Ibu pertiwi berduka. Dr. Djohan Effendi, pejuang toleransi yang militan itu berpulang ke pangkuan-Nya di Geelong, Australia, pada Jumat, 17 November 2017, dalam usia 78 tahun. Semasa hidup, ‘Sang Pelintas Batas’ secara konsisten berjuang untuk membangun dialog dan perdamaian antaragama/iman.
Selain itu, Djohan Effendi yang lahir di Kandangan, Kalimantan Selatan pada 1 Oktober 1939, juga dikenal dekat dengan Abdurrahman Wahid (Gus Dur) dan cukup intens mengamati perkembangan Islam Nusantara, khususnya Nahdlatul Ulama.
Sebagai bukti dari warisan intelektualnya, Djohan pernah meneliti dan menulis disertasi untuk meraih gelar doktor di Universitas Deakin, Geelong, Australia tentang NU semasa kepemimpinan Gus Dur.
Karya mantan Sekretaris Negara era Presiden Abdurrahman Wahid ini kemudian diterbitkan dengan judul A Renewal Without Breaking Tradition: The Emergence of the New Discourse in Indonesias Nahdlatul Ulama during The Abdurrahman Wahid (2008),–edisi bahasa Indonesia-nya berjudul Pembaruan Tanpa Membongkar Tradisi: Wacana Keagamaan di Kalangan Generasi Muda NU Masa Kepemimpinan Gus Dur (2010).
Djohan menganalisa bahwa telah terjadi perubahan besar di lingkungan Nahdlatul Ulama sejak kembali ke Khittah 1926. Hal ihwal ini diawali oleh keterpilihan Gus Dur sebagai Ketua Umum PBNU.
Gus Dur telah memberi inspirasi kepada kiai-kiai muda NU untuk terlibat dalam wacana keagamaan secara kritis.
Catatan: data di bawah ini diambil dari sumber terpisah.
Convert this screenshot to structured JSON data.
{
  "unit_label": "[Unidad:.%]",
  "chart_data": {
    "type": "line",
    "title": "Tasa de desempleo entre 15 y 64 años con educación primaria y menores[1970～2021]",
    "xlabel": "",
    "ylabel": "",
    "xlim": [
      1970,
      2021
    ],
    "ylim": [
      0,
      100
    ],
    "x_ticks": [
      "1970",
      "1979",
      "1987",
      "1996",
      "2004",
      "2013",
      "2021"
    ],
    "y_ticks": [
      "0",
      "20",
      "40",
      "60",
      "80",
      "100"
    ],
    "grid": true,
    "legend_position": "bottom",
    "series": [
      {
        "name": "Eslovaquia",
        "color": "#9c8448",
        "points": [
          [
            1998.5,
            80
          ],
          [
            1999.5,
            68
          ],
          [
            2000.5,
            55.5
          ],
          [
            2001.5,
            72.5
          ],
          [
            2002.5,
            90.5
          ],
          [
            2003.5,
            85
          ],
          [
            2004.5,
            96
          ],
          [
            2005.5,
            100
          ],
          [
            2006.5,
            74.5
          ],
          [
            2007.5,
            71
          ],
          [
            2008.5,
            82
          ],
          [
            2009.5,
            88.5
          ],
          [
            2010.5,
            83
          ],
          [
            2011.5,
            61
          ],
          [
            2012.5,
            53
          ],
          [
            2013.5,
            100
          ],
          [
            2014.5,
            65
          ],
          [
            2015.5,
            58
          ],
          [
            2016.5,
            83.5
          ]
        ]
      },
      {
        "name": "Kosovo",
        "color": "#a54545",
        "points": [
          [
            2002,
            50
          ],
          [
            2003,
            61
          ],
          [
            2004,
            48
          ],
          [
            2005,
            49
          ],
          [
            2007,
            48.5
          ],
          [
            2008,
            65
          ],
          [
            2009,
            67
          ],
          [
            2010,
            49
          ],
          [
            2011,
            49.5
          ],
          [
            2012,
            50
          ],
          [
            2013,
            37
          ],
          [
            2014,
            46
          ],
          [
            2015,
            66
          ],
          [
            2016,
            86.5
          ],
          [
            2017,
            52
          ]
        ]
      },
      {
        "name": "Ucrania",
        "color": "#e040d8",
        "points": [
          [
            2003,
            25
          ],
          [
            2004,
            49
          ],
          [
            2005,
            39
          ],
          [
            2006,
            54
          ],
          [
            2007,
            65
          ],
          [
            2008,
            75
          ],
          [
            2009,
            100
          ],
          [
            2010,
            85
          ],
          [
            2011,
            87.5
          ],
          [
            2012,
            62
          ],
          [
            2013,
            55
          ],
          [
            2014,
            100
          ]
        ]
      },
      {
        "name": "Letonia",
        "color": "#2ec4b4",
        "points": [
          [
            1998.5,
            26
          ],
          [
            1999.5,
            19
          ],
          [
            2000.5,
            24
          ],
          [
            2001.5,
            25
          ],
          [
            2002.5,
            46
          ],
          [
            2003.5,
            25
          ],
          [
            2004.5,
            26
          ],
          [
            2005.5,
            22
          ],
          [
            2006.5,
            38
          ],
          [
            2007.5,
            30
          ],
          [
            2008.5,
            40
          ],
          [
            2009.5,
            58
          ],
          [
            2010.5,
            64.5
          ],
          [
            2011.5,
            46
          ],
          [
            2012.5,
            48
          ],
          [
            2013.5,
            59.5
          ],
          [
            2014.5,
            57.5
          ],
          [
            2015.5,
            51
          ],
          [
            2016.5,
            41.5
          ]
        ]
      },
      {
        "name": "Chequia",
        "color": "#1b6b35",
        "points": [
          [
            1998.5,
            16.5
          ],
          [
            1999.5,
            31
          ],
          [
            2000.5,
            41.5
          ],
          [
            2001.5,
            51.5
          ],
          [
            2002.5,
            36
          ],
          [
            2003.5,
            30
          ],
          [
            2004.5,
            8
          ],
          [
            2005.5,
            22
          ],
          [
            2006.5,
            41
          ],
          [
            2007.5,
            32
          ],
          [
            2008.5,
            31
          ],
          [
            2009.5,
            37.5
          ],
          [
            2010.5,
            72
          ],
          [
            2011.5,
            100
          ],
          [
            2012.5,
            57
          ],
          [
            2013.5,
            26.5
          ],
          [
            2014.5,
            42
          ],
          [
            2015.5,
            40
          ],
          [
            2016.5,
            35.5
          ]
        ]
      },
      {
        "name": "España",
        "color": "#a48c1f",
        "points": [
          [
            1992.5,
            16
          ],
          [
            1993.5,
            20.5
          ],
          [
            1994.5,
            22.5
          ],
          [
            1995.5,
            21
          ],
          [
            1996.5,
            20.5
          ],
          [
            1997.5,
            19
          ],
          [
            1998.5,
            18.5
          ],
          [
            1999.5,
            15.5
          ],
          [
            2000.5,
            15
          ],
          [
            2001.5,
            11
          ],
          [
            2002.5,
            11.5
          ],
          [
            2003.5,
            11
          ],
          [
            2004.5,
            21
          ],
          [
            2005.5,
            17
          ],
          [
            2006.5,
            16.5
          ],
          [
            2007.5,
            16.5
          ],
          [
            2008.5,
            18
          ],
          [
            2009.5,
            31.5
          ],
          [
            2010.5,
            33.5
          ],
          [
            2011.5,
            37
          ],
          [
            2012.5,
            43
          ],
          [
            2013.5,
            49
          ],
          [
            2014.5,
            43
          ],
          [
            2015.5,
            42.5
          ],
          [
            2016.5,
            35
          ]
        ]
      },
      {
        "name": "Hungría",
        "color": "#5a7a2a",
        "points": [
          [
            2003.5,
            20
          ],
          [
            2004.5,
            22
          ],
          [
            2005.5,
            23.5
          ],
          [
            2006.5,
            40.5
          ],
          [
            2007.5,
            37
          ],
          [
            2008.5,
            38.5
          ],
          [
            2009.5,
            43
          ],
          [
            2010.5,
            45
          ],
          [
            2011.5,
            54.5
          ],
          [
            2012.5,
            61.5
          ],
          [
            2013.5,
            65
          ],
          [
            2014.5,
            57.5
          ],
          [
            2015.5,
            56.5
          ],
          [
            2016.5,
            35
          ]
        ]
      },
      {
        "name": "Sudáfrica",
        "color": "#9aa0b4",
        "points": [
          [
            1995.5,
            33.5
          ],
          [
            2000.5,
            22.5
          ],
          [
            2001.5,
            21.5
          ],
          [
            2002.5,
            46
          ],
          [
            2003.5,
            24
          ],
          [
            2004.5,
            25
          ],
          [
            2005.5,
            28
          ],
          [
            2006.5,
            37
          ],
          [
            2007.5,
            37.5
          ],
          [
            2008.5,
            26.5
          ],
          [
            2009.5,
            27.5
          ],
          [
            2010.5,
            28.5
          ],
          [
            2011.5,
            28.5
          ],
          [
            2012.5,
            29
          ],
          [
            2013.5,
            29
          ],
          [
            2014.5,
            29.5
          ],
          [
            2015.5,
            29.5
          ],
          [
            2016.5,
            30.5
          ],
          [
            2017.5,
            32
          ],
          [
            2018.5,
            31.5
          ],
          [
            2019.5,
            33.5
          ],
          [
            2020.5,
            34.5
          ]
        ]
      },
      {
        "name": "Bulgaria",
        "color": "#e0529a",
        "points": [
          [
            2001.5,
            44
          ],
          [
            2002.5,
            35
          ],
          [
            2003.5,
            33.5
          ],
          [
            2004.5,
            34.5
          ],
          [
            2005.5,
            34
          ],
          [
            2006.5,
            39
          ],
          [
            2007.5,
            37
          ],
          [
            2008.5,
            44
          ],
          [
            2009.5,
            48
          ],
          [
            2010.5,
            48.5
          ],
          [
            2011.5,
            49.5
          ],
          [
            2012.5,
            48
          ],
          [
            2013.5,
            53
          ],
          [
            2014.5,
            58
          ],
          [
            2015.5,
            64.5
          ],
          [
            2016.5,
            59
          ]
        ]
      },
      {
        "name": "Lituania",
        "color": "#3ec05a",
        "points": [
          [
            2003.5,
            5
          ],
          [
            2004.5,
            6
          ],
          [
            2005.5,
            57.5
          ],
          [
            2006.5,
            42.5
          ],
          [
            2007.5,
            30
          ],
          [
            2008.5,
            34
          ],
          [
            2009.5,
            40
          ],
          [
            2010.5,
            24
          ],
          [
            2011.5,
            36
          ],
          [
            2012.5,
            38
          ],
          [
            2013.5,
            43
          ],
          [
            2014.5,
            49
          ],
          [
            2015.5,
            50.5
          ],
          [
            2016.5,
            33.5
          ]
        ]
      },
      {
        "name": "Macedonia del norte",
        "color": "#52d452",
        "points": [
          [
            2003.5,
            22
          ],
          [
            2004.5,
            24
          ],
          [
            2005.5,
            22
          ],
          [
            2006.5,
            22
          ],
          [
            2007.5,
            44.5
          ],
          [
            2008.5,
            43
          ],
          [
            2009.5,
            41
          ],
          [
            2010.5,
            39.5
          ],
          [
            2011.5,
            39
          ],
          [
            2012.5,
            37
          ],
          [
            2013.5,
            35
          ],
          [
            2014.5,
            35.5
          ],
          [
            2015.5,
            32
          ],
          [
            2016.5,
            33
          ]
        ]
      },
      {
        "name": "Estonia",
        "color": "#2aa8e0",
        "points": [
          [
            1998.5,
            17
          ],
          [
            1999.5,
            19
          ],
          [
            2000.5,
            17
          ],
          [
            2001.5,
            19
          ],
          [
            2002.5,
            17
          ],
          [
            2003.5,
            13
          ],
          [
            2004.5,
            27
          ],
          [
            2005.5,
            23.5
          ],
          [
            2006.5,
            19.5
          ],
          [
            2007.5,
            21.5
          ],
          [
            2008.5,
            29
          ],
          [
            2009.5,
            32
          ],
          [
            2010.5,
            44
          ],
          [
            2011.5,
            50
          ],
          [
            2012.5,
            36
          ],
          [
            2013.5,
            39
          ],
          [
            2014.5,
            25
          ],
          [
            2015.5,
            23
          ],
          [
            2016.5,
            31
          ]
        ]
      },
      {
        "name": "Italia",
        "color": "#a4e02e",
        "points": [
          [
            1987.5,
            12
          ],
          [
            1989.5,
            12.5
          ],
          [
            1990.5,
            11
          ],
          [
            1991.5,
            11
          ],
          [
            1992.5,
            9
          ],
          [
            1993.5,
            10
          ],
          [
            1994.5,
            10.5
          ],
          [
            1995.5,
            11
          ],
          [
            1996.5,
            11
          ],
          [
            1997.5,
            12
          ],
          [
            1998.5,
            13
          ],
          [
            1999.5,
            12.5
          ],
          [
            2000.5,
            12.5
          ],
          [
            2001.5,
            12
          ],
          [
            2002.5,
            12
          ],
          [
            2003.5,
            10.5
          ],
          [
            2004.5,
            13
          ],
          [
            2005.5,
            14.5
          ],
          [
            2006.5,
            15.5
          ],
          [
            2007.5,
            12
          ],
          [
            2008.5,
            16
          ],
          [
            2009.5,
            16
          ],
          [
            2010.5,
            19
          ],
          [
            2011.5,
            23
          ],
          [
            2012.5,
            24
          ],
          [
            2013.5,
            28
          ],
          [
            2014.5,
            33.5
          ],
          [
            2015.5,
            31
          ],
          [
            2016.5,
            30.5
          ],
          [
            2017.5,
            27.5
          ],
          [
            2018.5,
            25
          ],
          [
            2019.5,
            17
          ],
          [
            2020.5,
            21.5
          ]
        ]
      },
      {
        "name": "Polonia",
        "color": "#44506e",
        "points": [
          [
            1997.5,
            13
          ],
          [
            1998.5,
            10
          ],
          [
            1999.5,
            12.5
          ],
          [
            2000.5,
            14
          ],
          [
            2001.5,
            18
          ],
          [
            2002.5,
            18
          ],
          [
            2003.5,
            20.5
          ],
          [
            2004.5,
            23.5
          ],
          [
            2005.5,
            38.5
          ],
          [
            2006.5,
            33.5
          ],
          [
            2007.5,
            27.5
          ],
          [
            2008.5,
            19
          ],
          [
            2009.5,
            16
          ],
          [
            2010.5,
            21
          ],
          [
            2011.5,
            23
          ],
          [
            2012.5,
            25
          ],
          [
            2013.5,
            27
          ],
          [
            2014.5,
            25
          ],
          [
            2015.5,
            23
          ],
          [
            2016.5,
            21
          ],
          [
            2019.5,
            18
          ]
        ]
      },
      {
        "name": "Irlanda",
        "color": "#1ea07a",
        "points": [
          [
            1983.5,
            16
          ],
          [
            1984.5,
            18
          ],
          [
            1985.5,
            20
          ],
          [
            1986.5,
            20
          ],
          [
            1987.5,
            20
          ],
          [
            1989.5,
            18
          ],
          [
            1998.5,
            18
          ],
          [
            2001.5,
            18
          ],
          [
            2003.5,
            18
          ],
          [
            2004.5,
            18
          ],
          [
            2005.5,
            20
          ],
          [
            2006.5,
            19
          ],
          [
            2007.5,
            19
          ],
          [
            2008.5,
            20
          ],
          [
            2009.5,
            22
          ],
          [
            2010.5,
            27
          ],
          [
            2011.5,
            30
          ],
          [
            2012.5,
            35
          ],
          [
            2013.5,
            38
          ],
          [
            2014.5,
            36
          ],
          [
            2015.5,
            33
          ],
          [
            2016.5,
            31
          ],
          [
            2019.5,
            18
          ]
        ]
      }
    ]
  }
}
Lebih dari itu, Gus Dur menjadi benteng bagi pemikiran-pemikiran kritis di kalangan generasi muda NU dari serangan generasi kamitua.
Keputusan Muktamar NU di Situbondo pada 1984 untuk kembali ke Khittah 1926 dan memilih pasangan Kiai Ahmad Siddiq (1926-1991) sebagai Rais Am dan Abdurrahman Wahid (1940-2009) sebagai Ketua Umum PBNU, membuka lembaran baru bagi NU untuk perkembangan selanjutnya.